Further evidence of Ithaca's excellence in the classical domain will be on offer this Friday, Oct. 19, at a concert to be given in Barnes Hall by percussionist Tim Feeney and violist Wendy Richman. Though Feeney may be a new percussion instructor at Cornell, he's an old hand on the stage who has logged countless hours (and accumulated the resultant sage experience) in the worlds of both art music and avant-electronics. The keys to Feeney's work are not just talent and ability but the musical mind that he brings to bear on all that he touches. (His recent CD with Vic Rawlings on Sedimental Records, In Six Parts, is astounding.) Joining Feeney will be his partner, Wendy Richman, a world-class violist in her own right. Together the duo will perform a piece by local composer Kevin Ernste ("Birches") - thereby providing Ithacans with the rare opportunity to hear three exciting, and rising, new local voices in contemporary music. The program will also include Luciano Berio's "Naturale" for viola, tam-tam, and tape, Hillary Zipper's "Oculus," and Jacob Druckman's "Reflections on the Nature of Water," a six movement meditation on the physical and conceptual place of water in today's world.
Turning to more earthly concerns, there are signs that upstate New York has been experiencing a growth in artists associated with the term 'free folk.' Analogous to the manner in which traditional jazz eventually gave way to free jazz, folk music has been doing the same in decades past. (The emergence of the movement was immortalized in a 2003 Wire magazine cover story by David Keenan entitled "New Weird America.")
Last Friday, Rochester's Stone Baby exhibited its own take on the style in a concert at No Radio Records, where they were joined by Entente Cordiale, a project led by Rochester stalwart and Carbon Records owner Joe Tunis.
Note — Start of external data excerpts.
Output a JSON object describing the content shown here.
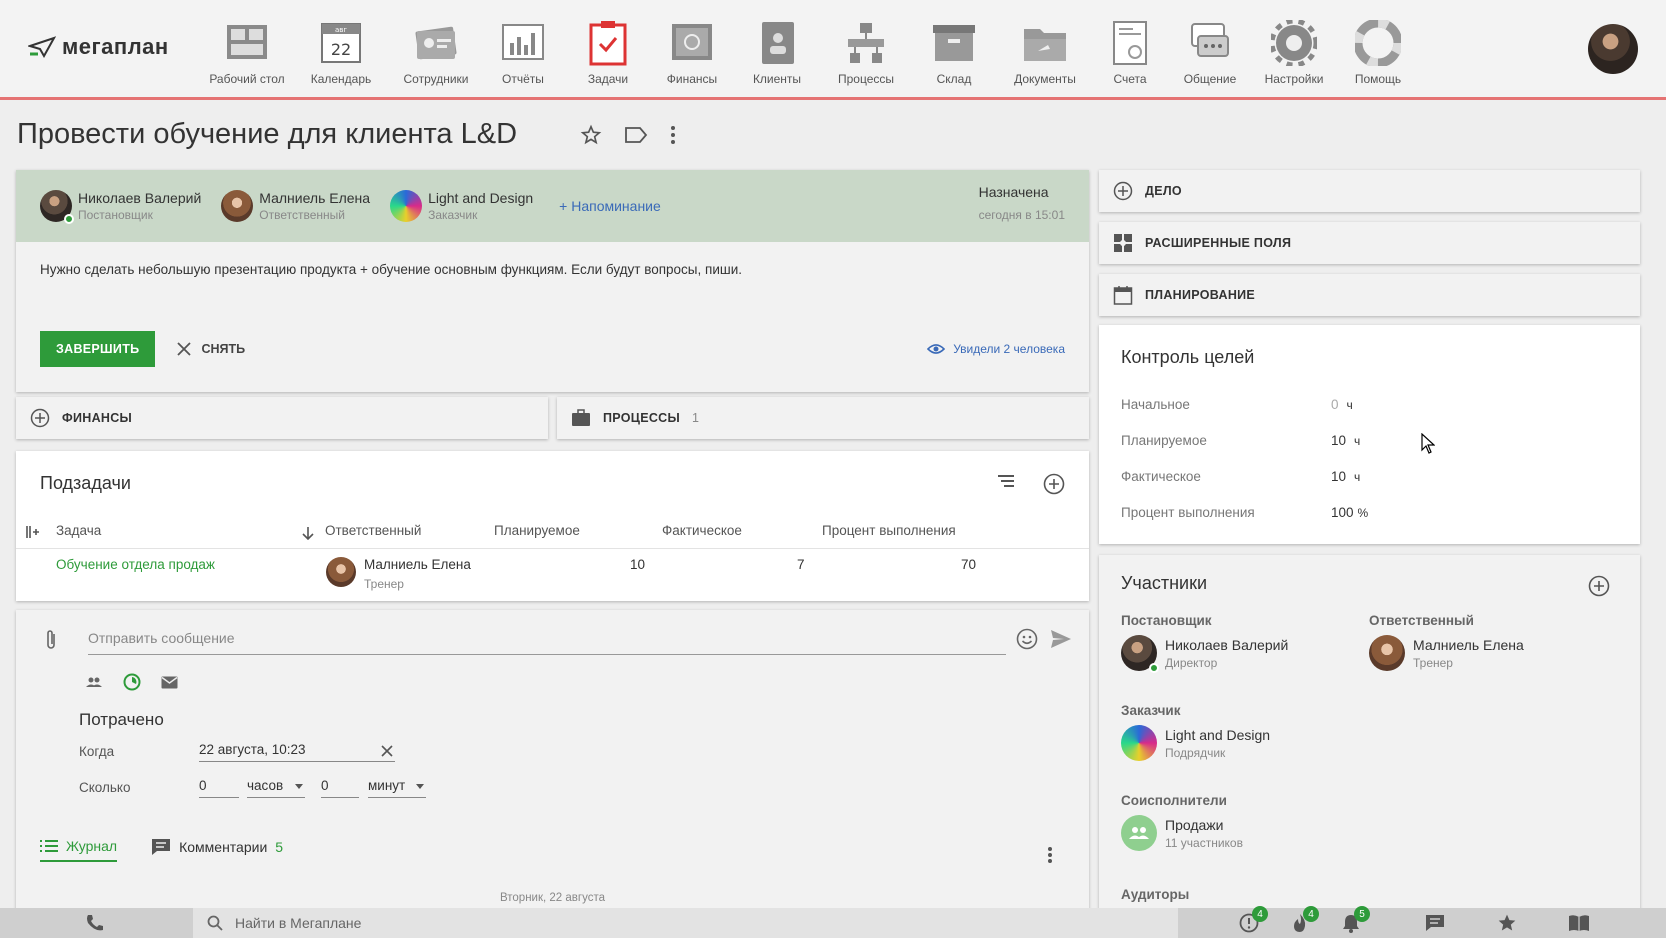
{
  "brand": {
    "logo_text": "мегаплан"
  },
  "nav": [
    {
      "label": "Рабочий стол",
      "icon": "desktop-icon"
    },
    {
      "label": "Календарь",
      "icon": "calendar-icon",
      "cal_month": "авг",
      "cal_day": "22"
    },
    {
      "label": "Сотрудники",
      "icon": "employees-icon"
    },
    {
      "label": "Отчёты",
      "icon": "reports-icon"
    },
    {
      "label": "Задачи",
      "icon": "tasks-icon"
    },
    {
      "label": "Финансы",
      "icon": "finance-icon"
    },
    {
      "label": "Клиенты",
      "icon": "clients-icon"
    },
    {
      "label": "Процессы",
      "icon": "processes-icon"
    },
    {
      "label": "Склад",
      "icon": "warehouse-icon"
    },
    {
      "label": "Документы",
      "icon": "documents-icon"
    },
    {
      "label": "Счета",
      "icon": "invoices-icon"
    },
    {
      "label": "Общение",
      "icon": "chat-icon"
    },
    {
      "label": "Настройки",
      "icon": "settings-icon"
    },
    {
      "label": "Помощь",
      "icon": "help-icon"
    }
  ],
  "page": {
    "title": "Провести обучение для клиента L&D"
  },
  "task": {
    "people": [
      {
        "name": "Николаев Валерий",
        "role": "Постановщик",
        "online": true
      },
      {
        "name": "Малниель Елена",
        "role": "Ответственный"
      },
      {
        "name": "Light and Design",
        "role": "Заказчик"
      }
    ],
    "reminder": "+ Напоминание",
    "status": "Назначена",
    "status_time": "сегодня в 15:01",
    "description": "Нужно сделать небольшую презентацию продукта + обучение основным функциям. Если будут вопросы, пиши.",
    "finish_label": "ЗАВЕРШИТЬ",
    "remove_label": "СНЯТЬ",
    "seen": "Увидели 2 человека"
  },
  "bars": {
    "finance": "ФИНАНСЫ",
    "processes": "ПРОЦЕССЫ",
    "processes_count": "1",
    "deal": "ДЕЛО",
    "ext_fields": "РАСШИРЕННЫЕ ПОЛЯ",
    "planning": "ПЛАНИРОВАНИЕ"
  },
  "subtasks": {
    "title": "Подзадачи",
    "columns": [
      "Задача",
      "Ответственный",
      "Планируемое",
      "Фактическое",
      "Процент выполнения"
    ],
    "rows": [
      {
        "task": "Обучение отдела продаж",
        "person": "Малниель Елена",
        "role": "Тренер",
        "planned": "10",
        "actual": "7",
        "percent": "70"
      }
    ]
  },
  "composer": {
    "placeholder": "Отправить сообщение",
    "spent_title": "Потрачено",
    "when_label": "Когда",
    "when_value": "22 августа, 10:23",
    "how_much_label": "Сколько",
    "hours_value": "0",
    "hours_unit": "часов",
    "minutes_value": "0",
    "minutes_unit": "минут"
  },
  "feed_tabs": [
    {
      "label": "Журнал",
      "active": true
    },
    {
      "label": "Комментарии",
      "count": "5"
    }
  ],
  "date_separator": "Вторник, 22 августа",
  "goals": {
    "title": "Контроль целей",
    "rows": [
      {
        "label": "Начальное",
        "value": "0",
        "unit": "ч"
      },
      {
        "label": "Планируемое",
        "value": "10",
        "unit": "ч"
      },
      {
        "label": "Фактическое",
        "value": "10",
        "unit": "ч"
      },
      {
        "label": "Процент выполнения",
        "value": "100",
        "unit": "%"
      }
    ]
  },
  "members": {
    "title": "Участники",
    "setter_label": "Постановщик",
    "setter": {
      "name": "Николаев Валерий",
      "role": "Директор"
    },
    "responsible_label": "Ответственный",
    "responsible": {
      "name": "Малниель Елена",
      "role": "Тренер"
    },
    "customer_label": "Заказчик",
    "customer": {
      "name": "Light and Design",
      "role": "Подрядчик"
    },
    "coexec_label": "Соисполнители",
    "coexec": {
      "name": "Продажи",
      "role": "11 участников"
    },
    "auditors_label": "Аудиторы"
  },
  "bottom": {
    "search_placeholder": "Найти в Мегаплане",
    "badges": {
      "alerts": "4",
      "hot": "4",
      "notifications": "5"
    }
  },
  "colors": {
    "accent_green": "#2e9b3a",
    "link_blue": "#3a6ab8",
    "nav_underline": "#e57373",
    "task_header": "#c9d8c8"
  }
}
In a brief but lively set, Stone Baby made use of modified tape machines, delay pedals, dulcimers, and guitars in a freely improvised avant-ambient mix.
Fans of this music will no doubt want to see Stone Baby again when they return to No Radio on Nov. 10 to play alongside Albany's Century Plants (an outstanding new twin-guitar duo who have released no less than five CD-Rs this year on labels spanning the globe) as well as a host of other regional drone-folk outfits. At a time when macro-level transformations in digital media and the record industry seem to dominate entertainment headlines, it is worth remembering that intriguing micro-level developments continue to unfold before our very eyes at home, in our local communities, too.